Liungman (1995) adds into his classification the consideration of whether symbols have a single or multiple axes and whether they are open or closed. An informal analysis by the present writer of the 600 symbols in Liungman’s book would seem to show that straight lines are associated with at least the following: Strength, power, firmness, support, ground, reason, joining, inflexibility, insistence, protection, measure, masculinity, angularity, awkwardness, dominance, hardness, and order. Curved lines seem to be associated with at least the following: Softness, flexibility, flow, smoothness, accommodation, liquid, femininity, receiving, integration, hollowness, comfort, gradualness, involvement, beauty, these are extreme generalisations, and there any many further categories and many exceptions. Nevertheless, just as there are semantic primes which would require expression through a symbolic system, so there may be visual primes which could be used to express semantic primes and combinations thereof. The limitations of a real character have been adequately set out by Salmon (1972, 1988), Slaughter (1982) Subbiondo (1992), Maat (2004) and Lewis (2007), and the three principal barriers being classification, ineffability and difficulty of learning. That one cannot say everything in such a character, however, is no barrier to saying something.

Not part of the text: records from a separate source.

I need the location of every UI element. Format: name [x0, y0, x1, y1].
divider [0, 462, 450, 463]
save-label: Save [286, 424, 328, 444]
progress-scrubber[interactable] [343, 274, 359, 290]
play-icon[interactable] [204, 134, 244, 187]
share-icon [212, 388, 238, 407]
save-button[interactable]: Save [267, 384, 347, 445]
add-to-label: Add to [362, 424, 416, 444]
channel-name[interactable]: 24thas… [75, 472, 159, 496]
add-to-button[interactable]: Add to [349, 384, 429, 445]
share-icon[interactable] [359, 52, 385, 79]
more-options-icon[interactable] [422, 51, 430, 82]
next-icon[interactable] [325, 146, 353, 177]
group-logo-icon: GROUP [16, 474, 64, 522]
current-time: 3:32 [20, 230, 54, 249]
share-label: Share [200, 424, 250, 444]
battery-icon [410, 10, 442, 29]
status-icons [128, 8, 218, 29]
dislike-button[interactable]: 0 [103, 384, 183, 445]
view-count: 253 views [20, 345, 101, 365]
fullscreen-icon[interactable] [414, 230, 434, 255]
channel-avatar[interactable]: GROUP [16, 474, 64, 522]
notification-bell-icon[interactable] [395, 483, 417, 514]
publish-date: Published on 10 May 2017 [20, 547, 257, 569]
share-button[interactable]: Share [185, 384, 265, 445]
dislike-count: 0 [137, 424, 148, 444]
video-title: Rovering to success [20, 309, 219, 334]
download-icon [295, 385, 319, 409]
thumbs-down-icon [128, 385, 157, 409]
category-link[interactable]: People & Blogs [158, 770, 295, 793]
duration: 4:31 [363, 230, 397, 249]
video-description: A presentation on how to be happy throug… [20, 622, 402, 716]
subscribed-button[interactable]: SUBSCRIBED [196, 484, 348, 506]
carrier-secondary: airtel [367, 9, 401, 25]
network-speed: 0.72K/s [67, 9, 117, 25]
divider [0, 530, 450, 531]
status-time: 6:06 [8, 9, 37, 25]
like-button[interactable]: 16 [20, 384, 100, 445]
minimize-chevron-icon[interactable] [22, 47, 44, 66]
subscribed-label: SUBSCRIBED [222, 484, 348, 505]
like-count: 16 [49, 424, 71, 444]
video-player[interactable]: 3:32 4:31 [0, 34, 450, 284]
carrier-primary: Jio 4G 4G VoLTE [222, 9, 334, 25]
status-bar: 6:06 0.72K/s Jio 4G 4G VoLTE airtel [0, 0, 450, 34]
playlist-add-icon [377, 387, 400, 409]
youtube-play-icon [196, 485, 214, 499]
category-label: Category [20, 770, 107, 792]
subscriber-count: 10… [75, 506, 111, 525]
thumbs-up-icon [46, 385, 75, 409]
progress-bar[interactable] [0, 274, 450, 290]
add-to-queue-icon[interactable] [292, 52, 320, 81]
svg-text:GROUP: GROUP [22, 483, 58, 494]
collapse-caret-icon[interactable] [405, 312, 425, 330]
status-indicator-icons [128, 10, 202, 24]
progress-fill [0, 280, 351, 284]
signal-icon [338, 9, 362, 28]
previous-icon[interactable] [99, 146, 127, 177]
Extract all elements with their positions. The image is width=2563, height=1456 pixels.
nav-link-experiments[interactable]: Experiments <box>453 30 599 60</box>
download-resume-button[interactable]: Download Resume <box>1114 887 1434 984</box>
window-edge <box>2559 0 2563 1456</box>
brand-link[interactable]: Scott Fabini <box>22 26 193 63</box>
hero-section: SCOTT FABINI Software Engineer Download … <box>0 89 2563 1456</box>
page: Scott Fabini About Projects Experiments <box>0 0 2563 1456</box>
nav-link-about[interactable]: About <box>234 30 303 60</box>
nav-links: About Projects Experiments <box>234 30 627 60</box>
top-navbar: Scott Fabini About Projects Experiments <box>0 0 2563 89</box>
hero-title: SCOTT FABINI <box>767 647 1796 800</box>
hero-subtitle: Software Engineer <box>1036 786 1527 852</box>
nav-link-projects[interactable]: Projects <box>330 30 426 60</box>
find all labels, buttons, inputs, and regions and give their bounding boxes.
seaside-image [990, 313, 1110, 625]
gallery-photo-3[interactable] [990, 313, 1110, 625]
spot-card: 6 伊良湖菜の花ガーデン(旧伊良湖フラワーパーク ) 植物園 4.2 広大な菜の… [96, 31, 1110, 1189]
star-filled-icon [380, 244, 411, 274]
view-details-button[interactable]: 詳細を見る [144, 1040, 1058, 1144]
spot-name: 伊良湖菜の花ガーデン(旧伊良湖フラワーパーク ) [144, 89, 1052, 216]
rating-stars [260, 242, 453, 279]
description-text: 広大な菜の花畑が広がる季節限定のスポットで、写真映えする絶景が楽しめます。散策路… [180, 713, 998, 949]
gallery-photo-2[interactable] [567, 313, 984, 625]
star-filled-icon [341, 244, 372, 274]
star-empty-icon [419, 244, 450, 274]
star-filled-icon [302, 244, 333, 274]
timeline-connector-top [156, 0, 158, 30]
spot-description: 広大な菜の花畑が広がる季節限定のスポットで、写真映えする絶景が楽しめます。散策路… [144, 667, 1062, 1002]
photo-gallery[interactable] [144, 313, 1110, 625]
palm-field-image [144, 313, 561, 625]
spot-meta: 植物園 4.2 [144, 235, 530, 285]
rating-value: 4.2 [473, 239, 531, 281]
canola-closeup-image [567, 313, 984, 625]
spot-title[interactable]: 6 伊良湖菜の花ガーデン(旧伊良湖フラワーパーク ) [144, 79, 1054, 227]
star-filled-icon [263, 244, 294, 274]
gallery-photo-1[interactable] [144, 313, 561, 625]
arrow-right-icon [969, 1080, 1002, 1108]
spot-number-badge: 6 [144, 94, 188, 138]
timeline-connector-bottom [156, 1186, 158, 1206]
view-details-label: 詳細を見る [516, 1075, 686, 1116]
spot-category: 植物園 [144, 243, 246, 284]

Sufficient studies have been carried out into lexical frequency in many languages to make it possible to decide on a prioritisation of symbols to be created through combining semantic and visual primes in such a way that essential common notions could be expressed and understood. The learning of new lexis is essential both for the limited goal of passing examinations and for the real purposes of becoming a true speaker of an L2. Given the low base from which students in English schools work (GCSE with some 1600 words and expressions) it is essential to find ways of scaffolding by which they learn a far greater amount of L2 vocabulary without constant recourse to dictionaries. If a symbolic system can be devised which gives a key to meaning and which may be learned before the undertaking of an intermediate course in the L2, then learners may be given a form of Vygotskyan scaffolding which requires thinking skills enabling them to arrive at meaning. Such a system would require careful and intelligent design, but the results would justify the effort.